Cały czas do przodu

Rozmowa z Marcinem Kołodziejem – wiceprezesem zarządu i dyrektorem handlowym Fabryki Narzędzi FANAR S.A.

 

 

 

 

 

 

 

Anna Szubińska: Fabryka Narzędzi FANAR to przedsiębiorstwo z wieloletnią tradycją. Jak doszło do jej powstania?

Marcin Kołodziej: Firma rozpoczęła działalność w 1966 r. jako jeden ze składników dużego kombinatu o nazwie VIS. Centrala przedsiębiorstwa mieściła się w Warszawie, a poszczególne zakłady, zlokalizowane w całym kraju, specjalizowały się w produkcji różnych grup narzędzi. W skład koncernu wchodziła także firma Inter-Vis, której zadaniem była sprzedaż

wyrobów na rynki zagraniczne. VIS Ciechanów, obecny Fanar, zajmował się w tamtym okresie kompletacją zestawów narzędziowych dla poszczególnych grup zawodowych z produktów wytwarzanych przez inne fabryki kombinatu. Kiedy w firmie pojawili się pierwsi inżynierowie z ambicjami, żeby robić coś więcej, zaczęła się era produkcji narzędzi skrawających.

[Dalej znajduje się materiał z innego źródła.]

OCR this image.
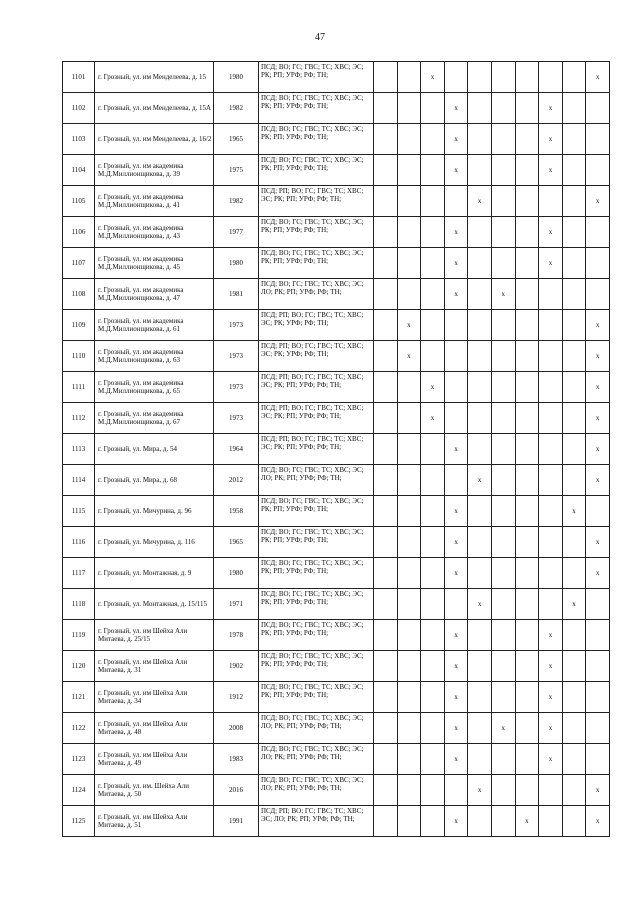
47
1101	г. Грозный, ул. им Менделеева, д. 15	1980	ПСД; ВО; ГС; ГВС; ТС; ХВС; ЭС; РК; РП; УРФ; РФ; ТН;			x							x
1102	г. Грозный, ул. им Менделеева, д. 15А	1982	ПСД; ВО; ГС; ГВС; ТС; ХВС; ЭС; РК; РП; УРФ; РФ; ТН;				х				х		
1103	г. Грозный, ул. им Менделеева, д. 16/2	1965	ПСД; ВО; ГС; ГВС; ТС; ХВС; ЭС; РК; РП; УРФ; РФ; ТН;				х				х		
1104	г. Грозный, ул. им академика М.Д.Миллионщикова, д. 39	1975	ПСД; ВО; ГС; ГВС; ТС; ХВС; ЭС; РК; РП; УРФ; РФ; ТН;				х				х		
1105	г. Грозный, ул. им академика М.Д.Миллионщикова, д. 41	1982	ПСД; РП; ВО; ГС; ГВС; ТС; ХВС; ЭС; РК; РП; УРФ; РФ; ТН;					x					x
1106	г. Грозный, ул. им академика М.Д.Миллионщикова, д. 43	1977	ПСД; ВО; ГС; ГВС; ТС; ХВС; ЭС; РК; РП; УРФ; РФ; ТН;				х				х		
1107	г. Грозный, ул. им академика М.Д.Миллионщикова, д. 45	1980	ПСД; ВО; ГС; ГВС; ТС; ХВС; ЭС; РК; РП; УРФ; РФ; ТН;				х				х		
1108	г. Грозный, ул. им академика М.Д.Миллионщикова, д. 47	1981	ПСД; ВО; ГС; ГВС; ТС; ХВС; ЭС; ЛО; РК; РП; УРФ; РФ; ТН;				х		х				
1109	г. Грозный, ул. им академика М.Д.Миллионщикова, д. 61	1973	ПСД; РП; ВО; ГС; ГВС; ТС; ХВС; ЭС; РК; УРФ; РФ; ТН;		х								x
1110	г. Грозный, ул. им академика М.Д.Миллионщикова, д. 63	1973	ПСД; РП; ВО; ГС; ГВС; ТС; ХВС; ЭС; РК; УРФ; РФ; ТН;		х								x
1111	г. Грозный, ул. им академика М.Д.Миллионщикова, д. 65	1973	ПСД; РП; ВО; ГС; ГВС; ТС; ХВС; ЭС; РК; РП; УРФ; РФ; ТН;			x							x
1112	г. Грозный, ул. им академика М.Д.Миллионщикова, д. 67	1973	ПСД; РП; ВО; ГС; ГВС; ТС; ХВС; ЭС; РК; РП; УРФ; РФ; ТН;			x							x
1113	г. Грозный, ул. Мира, д. 54	1964	ПСД; РП; ВО; ГС; ГВС; ТС; ХВС; ЭС; РК; РП; УРФ; РФ; ТН;				x						x
1114	г. Грозный, ул. Мира, д. 68	2012	ПСД; ВО; ГС; ГВС; ТС; ХВС; ЭС; ЛО; РК; РП; УРФ; РФ; ТН;					x					x
1115	г. Грозный, ул. Мичурина, д. 96	1958	ПСД; ВО; ГС; ГВС; ТС; ХВС; ЭС; РК; РП; УРФ; РФ; ТН;				х					x	
1116	г. Грозный, ул. Мичурина, д. 116	1965	ПСД; ВО; ГС; ГВС; ТС; ХВС; ЭС; РК; РП; УРФ; РФ; ТН;				х						x
1117	г. Грозный, ул. Монтажная, д. 9	1980	ПСД; ВО; ГС; ГВС; ТС; ХВС; ЭС; РК; РП; УРФ; РФ; ТН;				х						x
1118	г. Грозный, ул. Монтажная, д. 15/115	1971	ПСД; ВО; ГС; ГВС; ТС; ХВС; ЭС; РК; РП; УРФ; РФ; ТН;					x				x	
1119	г. Грозный, ул. им Шейха Али Митаева, д. 25/15	1978	ПСД; ВО; ГС; ГВС; ТС; ХВС; ЭС; РК; РП; УРФ; РФ; ТН;				х				х		
1120	г. Грозный, ул. им Шейха Али Митаева, д. 31	1902	ПСД; ВО; ГС; ГВС; ТС; ХВС; ЭС; РК; РП; УРФ; РФ; ТН;				х				х		
1121	г. Грозный, ул. им Шейха Али Митаева, д. 34	1912	ПСД; ВО; ГС; ГВС; ТС; ХВС; ЭС; РК; РП; УРФ; РФ; ТН;				х				х		
1122	г. Грозный, ул. им Шейха Али Митаева, д. 48	2008	ПСД; ВО; ГС; ГВС; ТС; ХВС; ЭС; ЛО; РК; РП; УРФ; РФ; ТН;				х		х		х		
1123	г. Грозный, ул. им Шейха Али Митаева, д. 49	1983	ПСД; ВО; ГС; ГВС; ТС; ХВС; ЭС; ЛО; РК; РП; УРФ; РФ; ТН;				х				х		
1124	г. Грозный, ул. им. Шейха Али Митаева, д. 50	2016	ПСД; ВО; ГС; ГВС; ТС; ХВС; ЭС; ЛО; РК; РП; УРФ; РФ; ТН;					x					x
1125	г. Грозный, ул. им Шейха Али Митаева, д. 51	1991	ПСД; РП; ВО; ГС; ГВС; ТС; ХВС; ЭС; ЛО; РК; РП; УРФ; РФ; ТН;				х			x			x
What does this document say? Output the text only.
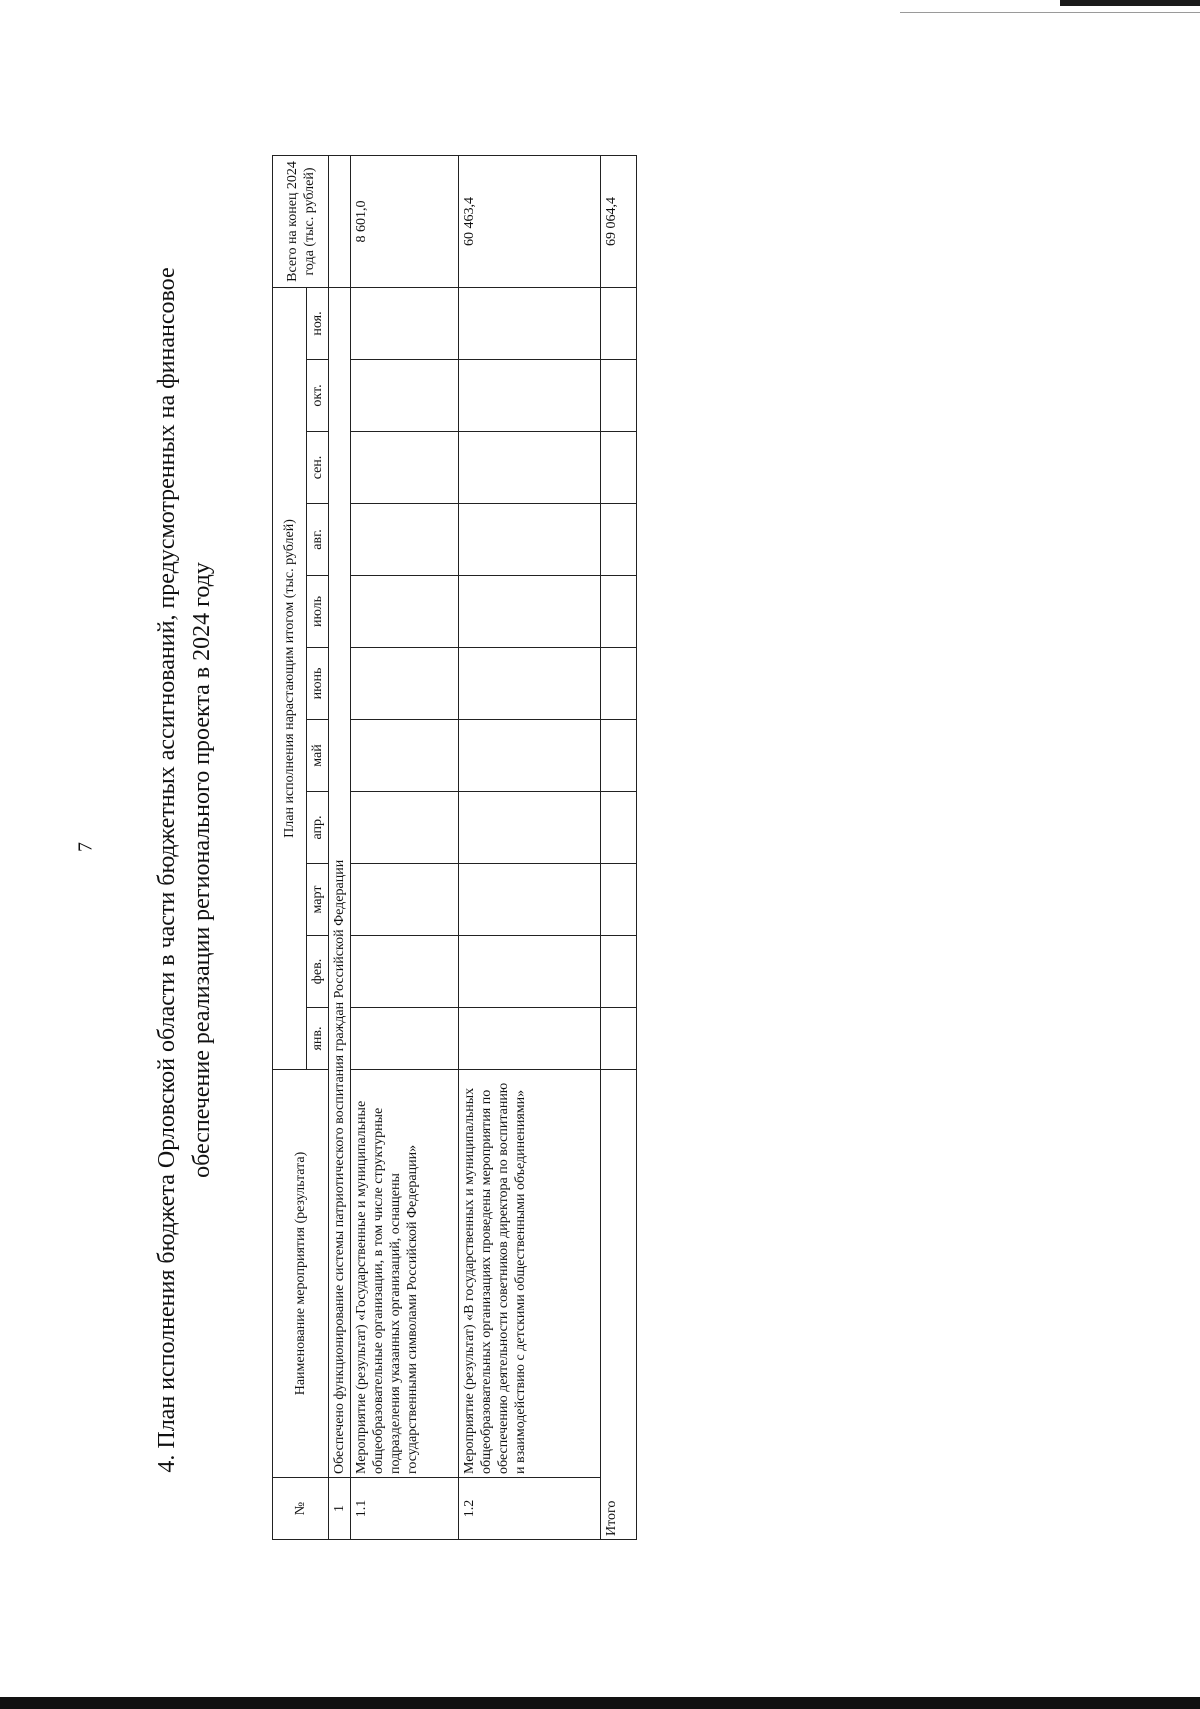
7 4. План исполнения бюджета Орловской области в части бюджетных ассигнований, предусмотренных на финансовое обеспечение реализации регионального проекта в 2024 году
№	Наименование мероприятия (результата)	План исполнения нарастающим итогом (тыс. рублей)											Всего на конец 2024 года (тыс. рублей)
		янв.	фев.	март	апр.	май	июнь	июль	авг.	сен.	окт.	ноя.	
1	Обеспечено функционирование системы патриотического воспитания граждан Российской Федерации												
1.1	Мероприятие (результат) «Государственные и муниципальные общеобразовательные организации, в том числе структурные подразделения указанных организаций, оснащены государственными символами Российской Федерации»												8 601,0
1.2	Мероприятие (результат) «В государственных и муниципальных общеобразовательных организациях проведены мероприятия по обеспечению деятельности советников директора по воспитанию и взаимодействию с детскими общественными объединениями»												60 463,4
Итого													69 064,4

Początkowo firma produkowała narzynki, potem w latach 80. rozpoczęto wytwarzanie gwintowników ręcznych. Marka Fanar została wprowadzona w 1991 r., a dwa lata później firma została sprywatyzowana metodą leasingu pracowniczego. Nie było to jednak najlepsze rozwiązanie, ponieważ duża liczba akcjonariuszy powodowała spore problemy w zarządzaniu firmą. Ale poradziliśmy sobie z tym. W tej chwili mamy jednego dominującego udziałowca, dzięki czemu skrócił się bardzo mocno proces decyzyjny. Fabryka Narzedzi FANAR S.A. jest w tej chwili firmą prywatną. Kapitał jest w 100 proc. polski, nie jesteśmy częścią żadnej korporacji zachodniej.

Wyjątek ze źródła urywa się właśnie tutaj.